A trainer takes a horse for a jog Friday at Truro Raceway. The Bible Hill track's horsemen were given a two-week extension yesterday as talks to save the raceway continue. The track was originally slated to close after this Sunday's race card. Randi Beers - Special to the Truro Daily News
By Harry Sullivan
TRURO DAILY NEWS
TRURO – Harness racing at Truro Raceway has been assured for the next two weeks and plans are in the works for the facility’s long-term salvation.
“All is well as of right now. I feel probably 200 per cent better than I did yesterday,” said Steve Morton, president of both the Nova Scotia Harness Racing Industry (NSHRI) and the Truro Harness Horse Owner’s Association, following an emergency meeting held on Friday morning.
“We’re going to be able to race for the next two weeks,” he said, adding that trainers will also be able to continue to use the track for training purposes.
Horsemen were notified earlier this week by the Nova Scotia Provincial Exhibition Commission (NSPE), which owns the race track and related facilities, that racing would not be continued beyond Sunday because of a crippling financial situation. The commission earlier reported that it is approximately $1million in debt.
Trainers were also notified that the electrical and water services to the stables would be shut down by Aug. 15 and the barns would have to be vacated. But Morton said that is no longer the case given that the NSHRI will be providing $100,000 to keep things operating in the short term.
As for whether Atlantic Grand Circuit Week activities will carry on as usual beginning July 21, however, has not been determined.
“We’ll be racing all the way through we just don’t know what menu it’s going to be,” Morton said. “We have to work all that out.”
Friday’s meeting consisted of Morton, local businessman Brent MacGrath (co-owner and former trainer of Somebeachsomewhere), Truro-Bible Hill MLA Lenore Zann, veteran trainer Danny Romo and two members of the NSPE commission.
Board member Laurie Jennings, who attended the session, said he is attempting to organize an emergency meeting of commission members for early next week and if all are in agreement with the proposal made yesterday, a group of prominent local businessmen led by MacGrath will be given leave to put together a business plan for a long-term solution for the facility.
“I can’t really comment that this is the solution and it will save it and we will be racing again, I’m not going to say that, but I’d like to think that it’s a possibility,” he said. “And I know there is potential there. I know with the right people with the right financing with a little bit of creativity and imagination with changing a whole lot of old habits – there’s lots of things we’ve done, just because that’s the way we’ve always done it.”

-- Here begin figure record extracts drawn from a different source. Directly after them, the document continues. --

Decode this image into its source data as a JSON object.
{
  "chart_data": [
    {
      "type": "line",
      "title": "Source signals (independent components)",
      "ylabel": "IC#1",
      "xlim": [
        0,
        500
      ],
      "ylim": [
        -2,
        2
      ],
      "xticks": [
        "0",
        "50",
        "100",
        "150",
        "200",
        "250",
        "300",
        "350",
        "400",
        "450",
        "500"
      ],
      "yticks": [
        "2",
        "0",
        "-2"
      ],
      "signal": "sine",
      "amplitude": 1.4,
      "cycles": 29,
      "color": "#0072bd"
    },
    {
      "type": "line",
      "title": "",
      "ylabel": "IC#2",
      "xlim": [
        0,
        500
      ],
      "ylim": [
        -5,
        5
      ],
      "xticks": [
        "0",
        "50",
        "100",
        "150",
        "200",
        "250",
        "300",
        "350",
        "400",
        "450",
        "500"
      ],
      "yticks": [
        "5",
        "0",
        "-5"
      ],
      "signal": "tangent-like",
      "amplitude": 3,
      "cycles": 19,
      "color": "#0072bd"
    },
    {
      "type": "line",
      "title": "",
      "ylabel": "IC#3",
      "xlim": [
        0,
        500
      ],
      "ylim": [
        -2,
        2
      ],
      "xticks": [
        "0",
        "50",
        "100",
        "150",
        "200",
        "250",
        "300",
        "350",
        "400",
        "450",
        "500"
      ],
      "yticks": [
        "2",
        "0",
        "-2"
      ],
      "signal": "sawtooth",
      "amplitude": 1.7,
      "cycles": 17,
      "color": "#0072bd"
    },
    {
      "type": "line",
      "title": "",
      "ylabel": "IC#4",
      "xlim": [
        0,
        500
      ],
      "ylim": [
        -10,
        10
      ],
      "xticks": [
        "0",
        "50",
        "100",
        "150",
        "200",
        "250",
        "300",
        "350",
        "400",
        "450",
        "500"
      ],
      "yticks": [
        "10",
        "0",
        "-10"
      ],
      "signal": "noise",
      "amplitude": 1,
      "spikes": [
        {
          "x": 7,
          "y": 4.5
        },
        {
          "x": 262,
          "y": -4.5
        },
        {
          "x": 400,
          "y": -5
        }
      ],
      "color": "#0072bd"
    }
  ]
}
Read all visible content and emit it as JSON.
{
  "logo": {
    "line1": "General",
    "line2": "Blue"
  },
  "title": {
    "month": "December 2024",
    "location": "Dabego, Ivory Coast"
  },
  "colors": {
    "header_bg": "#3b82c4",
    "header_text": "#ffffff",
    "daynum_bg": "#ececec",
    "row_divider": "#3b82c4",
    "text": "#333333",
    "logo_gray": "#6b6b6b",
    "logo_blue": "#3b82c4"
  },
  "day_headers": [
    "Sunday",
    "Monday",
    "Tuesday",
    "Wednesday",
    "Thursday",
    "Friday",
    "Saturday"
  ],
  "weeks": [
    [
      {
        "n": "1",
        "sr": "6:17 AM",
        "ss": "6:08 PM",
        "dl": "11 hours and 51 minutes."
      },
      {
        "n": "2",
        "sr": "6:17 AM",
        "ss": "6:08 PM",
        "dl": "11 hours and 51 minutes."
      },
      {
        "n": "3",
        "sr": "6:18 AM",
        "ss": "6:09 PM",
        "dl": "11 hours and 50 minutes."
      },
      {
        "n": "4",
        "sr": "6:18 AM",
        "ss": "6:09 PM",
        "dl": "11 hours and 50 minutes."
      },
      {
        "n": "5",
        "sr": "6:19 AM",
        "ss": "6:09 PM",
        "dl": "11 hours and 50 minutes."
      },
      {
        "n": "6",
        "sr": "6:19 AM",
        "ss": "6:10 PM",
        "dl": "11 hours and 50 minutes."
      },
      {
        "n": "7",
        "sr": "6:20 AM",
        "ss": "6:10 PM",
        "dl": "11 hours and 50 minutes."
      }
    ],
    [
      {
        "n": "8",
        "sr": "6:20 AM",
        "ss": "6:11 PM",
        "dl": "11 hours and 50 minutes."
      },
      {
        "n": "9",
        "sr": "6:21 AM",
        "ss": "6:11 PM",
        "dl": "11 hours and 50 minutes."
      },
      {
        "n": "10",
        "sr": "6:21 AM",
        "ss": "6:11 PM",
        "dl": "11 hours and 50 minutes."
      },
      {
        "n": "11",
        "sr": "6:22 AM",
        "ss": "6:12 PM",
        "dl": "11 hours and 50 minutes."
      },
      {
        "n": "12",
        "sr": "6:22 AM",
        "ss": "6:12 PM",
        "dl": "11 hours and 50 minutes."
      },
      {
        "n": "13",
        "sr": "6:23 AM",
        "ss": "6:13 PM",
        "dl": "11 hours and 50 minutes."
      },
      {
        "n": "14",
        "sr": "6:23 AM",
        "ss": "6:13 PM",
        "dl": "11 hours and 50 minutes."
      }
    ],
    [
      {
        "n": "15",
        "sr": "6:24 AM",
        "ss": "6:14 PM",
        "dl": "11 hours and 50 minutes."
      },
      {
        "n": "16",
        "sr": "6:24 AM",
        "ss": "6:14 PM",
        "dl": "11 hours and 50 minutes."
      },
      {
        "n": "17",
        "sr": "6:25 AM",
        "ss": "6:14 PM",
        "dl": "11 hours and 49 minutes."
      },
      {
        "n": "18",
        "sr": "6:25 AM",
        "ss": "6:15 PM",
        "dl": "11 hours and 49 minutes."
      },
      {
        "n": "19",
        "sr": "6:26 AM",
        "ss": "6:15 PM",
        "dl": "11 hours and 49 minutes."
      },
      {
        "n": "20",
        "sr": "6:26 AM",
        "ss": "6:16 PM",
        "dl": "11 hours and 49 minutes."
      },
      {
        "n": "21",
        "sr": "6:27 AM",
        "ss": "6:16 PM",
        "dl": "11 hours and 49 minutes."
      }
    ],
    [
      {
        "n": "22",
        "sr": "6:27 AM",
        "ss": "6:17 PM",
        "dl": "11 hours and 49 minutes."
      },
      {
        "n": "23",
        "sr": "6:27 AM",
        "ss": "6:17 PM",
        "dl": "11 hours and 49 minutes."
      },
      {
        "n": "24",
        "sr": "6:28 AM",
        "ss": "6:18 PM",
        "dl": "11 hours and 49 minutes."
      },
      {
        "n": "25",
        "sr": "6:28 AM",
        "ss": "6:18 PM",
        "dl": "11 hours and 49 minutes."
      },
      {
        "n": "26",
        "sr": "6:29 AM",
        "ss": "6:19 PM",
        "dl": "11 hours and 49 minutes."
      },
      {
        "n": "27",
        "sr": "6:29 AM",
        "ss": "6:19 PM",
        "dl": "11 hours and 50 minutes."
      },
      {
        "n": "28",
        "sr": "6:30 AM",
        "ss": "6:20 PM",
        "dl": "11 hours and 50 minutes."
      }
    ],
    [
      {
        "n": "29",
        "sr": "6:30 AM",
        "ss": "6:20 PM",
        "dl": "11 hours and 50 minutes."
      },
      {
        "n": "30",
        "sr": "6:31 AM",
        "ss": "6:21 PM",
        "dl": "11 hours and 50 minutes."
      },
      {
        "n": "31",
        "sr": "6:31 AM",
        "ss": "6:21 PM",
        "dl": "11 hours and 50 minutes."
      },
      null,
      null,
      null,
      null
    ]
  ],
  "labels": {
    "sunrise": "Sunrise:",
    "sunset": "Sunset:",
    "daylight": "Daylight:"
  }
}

Jennings said the commission’s decision to shut down the raceway was not taken lightly. But with no money to pay for future simulcast betting or the large purses required for Atlantic Grand Circuit Week, the board’s hand was forced, he said, because no one on the board wanted to make commitments to the horsemen, staff or to vendors to incur more expense “that we had a pretty good notion we’d never be able to pay.
“And that’s not fair to anybody. It was a hard, hard decision and I’ll tell you that there’s nobody that’s pleased about it.”
Zann, who said no new government funding will be forthcoming for the short-term operations at the facility, expressed optimism that the track can be saved.
“We all left with smiles on our faces and saying that we really hope that this can go forward,” she said, providing the existing commission board members agree to step aside to let the plan proceed.
“The ball is again now in the court of the board. But I feel optimistic because it’s actually a good plan and, if anybody can help to turn things around there at the track, who understands the industry, who’s a good business person, who understands business, who understands change and the change in that particular industry, Brent is the man.”
MacGrath said he has agreed to set up a committee that can “hopefully sift through this thing and see if we can get it on track to have a long-time viable exhibition.”
But that will require a complete refurbishment of the entire exhibition operations and not just the racetrack.
“The whole facility is what needs to be overhauled,” he said. “The exhibition needs to be healthy in order for the racing to be healthy and the racing needs to be healthy in order for the exhibition to be healthy. It’s a total package.”
Providing the existing board does agree to turn over responsibility to his group, MacGrath said, it is his aim to have a long-term business plan in place within six months to a year to provide for approval to the provincial government and local municipal leaders.
Because without the combined assistance from the province, the Town of Truro, the County of Colchester and the Village of Bible Hill, he said, any proposal to save the facility simply will not be viable.
“Am I optimistic about keeping racing going? I am. Am I optimistic about keeping it going in the business model that we’ve been used to? Probably there are some changes that have to be done. I don’t know what they are,” MacGrath said.
“I’d like to come back and say this is our findings, this is what we think it is going to take to keep this place going. And I’m talking about the whole property and it could be a changed landscape.”